Review of Mne ne bolno

Mne ne bolno (2006)
7/10
Good character based view of modern Russian life
23 June 2017
This is a Balabanov film with an independent spirit but featuring some loud names (Nikita Mikhailkov and Renata Litvinova). It also includes the talented Balabanov regular Sergei Makhovetski.

This film does a great job of portraying a slice of modern Russian life, in the more stable 2000s, when the economy had begun to normalize under Putin as opposed to the wild-wild west 90's where the Brother films were set. We have the oligarch figure in the face of Nikita Mikhailkov, we have a Russian blue beret veteran who appears to have seen action in Chechnya, and we have a team of self made entrepreneurs trying to break into the bigtime legitimately, without needing a mob cover. It's almost as if you took both of the Brother films, cut back on the violence, and slowed them down.
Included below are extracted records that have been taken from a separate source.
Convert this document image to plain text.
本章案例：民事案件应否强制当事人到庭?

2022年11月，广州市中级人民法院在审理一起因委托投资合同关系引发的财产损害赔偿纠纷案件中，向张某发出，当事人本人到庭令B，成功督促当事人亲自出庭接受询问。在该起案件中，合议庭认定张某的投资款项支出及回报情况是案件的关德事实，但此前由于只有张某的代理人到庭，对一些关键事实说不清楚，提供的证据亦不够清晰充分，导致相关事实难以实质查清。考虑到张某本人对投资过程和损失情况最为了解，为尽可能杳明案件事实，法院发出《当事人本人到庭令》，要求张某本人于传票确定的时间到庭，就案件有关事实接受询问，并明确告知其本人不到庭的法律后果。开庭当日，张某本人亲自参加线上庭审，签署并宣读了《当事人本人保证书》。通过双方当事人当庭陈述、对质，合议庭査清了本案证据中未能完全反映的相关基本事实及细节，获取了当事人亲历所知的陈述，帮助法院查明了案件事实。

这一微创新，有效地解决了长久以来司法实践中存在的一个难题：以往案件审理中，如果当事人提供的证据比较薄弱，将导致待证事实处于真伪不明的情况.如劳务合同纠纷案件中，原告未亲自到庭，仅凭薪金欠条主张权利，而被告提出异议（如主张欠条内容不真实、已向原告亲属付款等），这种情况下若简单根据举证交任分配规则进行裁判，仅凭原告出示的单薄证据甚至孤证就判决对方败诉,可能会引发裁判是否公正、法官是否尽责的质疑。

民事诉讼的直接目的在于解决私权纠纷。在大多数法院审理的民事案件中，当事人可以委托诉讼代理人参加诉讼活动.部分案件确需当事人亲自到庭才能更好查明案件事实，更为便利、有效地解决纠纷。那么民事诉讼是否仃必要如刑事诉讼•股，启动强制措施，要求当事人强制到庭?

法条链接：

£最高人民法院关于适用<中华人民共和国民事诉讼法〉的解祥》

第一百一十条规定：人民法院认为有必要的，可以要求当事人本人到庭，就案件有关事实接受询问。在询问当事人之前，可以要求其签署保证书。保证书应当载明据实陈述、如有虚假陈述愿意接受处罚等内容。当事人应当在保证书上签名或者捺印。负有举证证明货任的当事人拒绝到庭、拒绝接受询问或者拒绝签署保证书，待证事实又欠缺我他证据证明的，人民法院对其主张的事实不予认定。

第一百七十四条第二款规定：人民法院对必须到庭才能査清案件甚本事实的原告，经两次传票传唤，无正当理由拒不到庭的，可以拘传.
The casting and music is excellent, as it usually is in Balabanov's films. The minus is that this film narratively throws its balance heavily in one direction in the first half, then plays some counterbalancing catchup in the latter half to give the other characters room. To me this feels as if the movie was either not written in a balanced way or the film was edited in a lopsided manner. There is one character who disappears without any further followup, which technically passes (it introduces no gaps) but is not satisfying. The credibility of the love story is also slightly questionable.

The key attraction of it to me is the anthropological slice of life it presents, and the excellent casting of types. In that, it is more enjoyable for the characters rather than the plot which is acceptable and touching, but not the main reason to be watching.